Food industry drivers Tillotson's generalist mentality has led him to develop a system called the STEP analysis, which is a comprehensive interpretation of the social, technical, economic and political drivers of food industry and food policy issues. "I kid about being a generalist, but that's my intent, because to study the food industry and its policy issues domestically and internationally, you have to study these four drivers." Nutrition is an applied science, but the question is how do we successfully apply it to make an impact on public health? Tillotson says he is "not sure it will start in the lab anymore. We may not need as much new laboratory science to accomplish what needs to be done in public policy today. In the future, the real breakthroughs for nutrition will come by the innovative coupling of laboratory science with social science to develop new public health policies" for controlling obesity, for example.

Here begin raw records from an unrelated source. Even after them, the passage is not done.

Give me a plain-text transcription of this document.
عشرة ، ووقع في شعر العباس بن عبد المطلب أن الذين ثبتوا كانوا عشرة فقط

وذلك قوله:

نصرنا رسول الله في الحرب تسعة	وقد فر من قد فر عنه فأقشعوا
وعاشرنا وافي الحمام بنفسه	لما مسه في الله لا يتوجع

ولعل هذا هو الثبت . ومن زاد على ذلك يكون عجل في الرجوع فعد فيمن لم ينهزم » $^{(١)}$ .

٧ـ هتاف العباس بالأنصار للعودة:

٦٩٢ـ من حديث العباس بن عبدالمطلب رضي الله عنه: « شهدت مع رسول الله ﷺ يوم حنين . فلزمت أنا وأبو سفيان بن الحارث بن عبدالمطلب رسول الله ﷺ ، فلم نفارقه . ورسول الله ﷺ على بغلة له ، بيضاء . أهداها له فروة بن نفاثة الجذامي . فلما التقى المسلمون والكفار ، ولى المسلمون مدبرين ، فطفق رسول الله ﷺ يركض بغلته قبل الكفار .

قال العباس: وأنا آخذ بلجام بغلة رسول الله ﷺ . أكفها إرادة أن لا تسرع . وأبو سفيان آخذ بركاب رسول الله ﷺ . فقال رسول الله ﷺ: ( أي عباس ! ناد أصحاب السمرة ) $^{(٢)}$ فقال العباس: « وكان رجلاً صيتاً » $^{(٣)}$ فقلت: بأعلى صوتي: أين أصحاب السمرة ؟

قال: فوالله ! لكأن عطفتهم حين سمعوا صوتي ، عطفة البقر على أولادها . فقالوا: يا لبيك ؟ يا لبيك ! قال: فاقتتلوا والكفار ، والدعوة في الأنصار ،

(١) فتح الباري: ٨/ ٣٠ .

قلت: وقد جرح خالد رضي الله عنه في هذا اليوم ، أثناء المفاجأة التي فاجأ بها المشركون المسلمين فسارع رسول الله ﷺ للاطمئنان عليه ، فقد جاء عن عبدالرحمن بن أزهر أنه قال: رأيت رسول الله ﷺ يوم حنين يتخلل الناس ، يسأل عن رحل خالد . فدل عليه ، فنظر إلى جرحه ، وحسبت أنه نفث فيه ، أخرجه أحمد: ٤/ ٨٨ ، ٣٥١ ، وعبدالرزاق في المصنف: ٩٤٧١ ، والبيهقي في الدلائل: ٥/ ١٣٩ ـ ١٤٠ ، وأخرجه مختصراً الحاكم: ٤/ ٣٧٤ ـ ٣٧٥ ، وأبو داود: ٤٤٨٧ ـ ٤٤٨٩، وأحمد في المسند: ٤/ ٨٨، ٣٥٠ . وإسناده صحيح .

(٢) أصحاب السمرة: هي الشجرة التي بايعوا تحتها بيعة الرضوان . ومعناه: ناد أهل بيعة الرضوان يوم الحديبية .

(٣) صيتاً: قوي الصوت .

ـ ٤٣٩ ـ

A wider vision "Nutrition is at a critical point because people are confused about it," says Tillotson. "Policies are made, but that is only the first step. We have food labeling, the Food Guide Pyramid and the dietary guidelines, but they're just pieces of paper. Nutrition needs strategy." In his "Business and Nutrition" column in the January/February issue of Nutrition Today, Tillotson writes, "...In spite of governmental nutritional policies and guidelines and nutritionists' advice and activists' laments, the American public buys what meets their fancy, taste, economics and needs, despite good advice and good intentions." This is an opportunity to make a change, he says. Tillotson is the editor of America's Foods: Health Messages and Claims and is principal and founder of A.R.D. Inc., a food and agribusiness consulting firm. One of his current projects is a collaboration with Dr. David Greenblatt, chairman of department of pharmacology and experimental therapeutics at Tufts School of Medicine, in establishing the first research foundation in the United States that studies food and drug interactions. Elizabeth Gilbert, N01, is a graduate of the nutrition communication program at the Gerald J. and Dorothy R. Friedman School of Nutrition Science and Policy.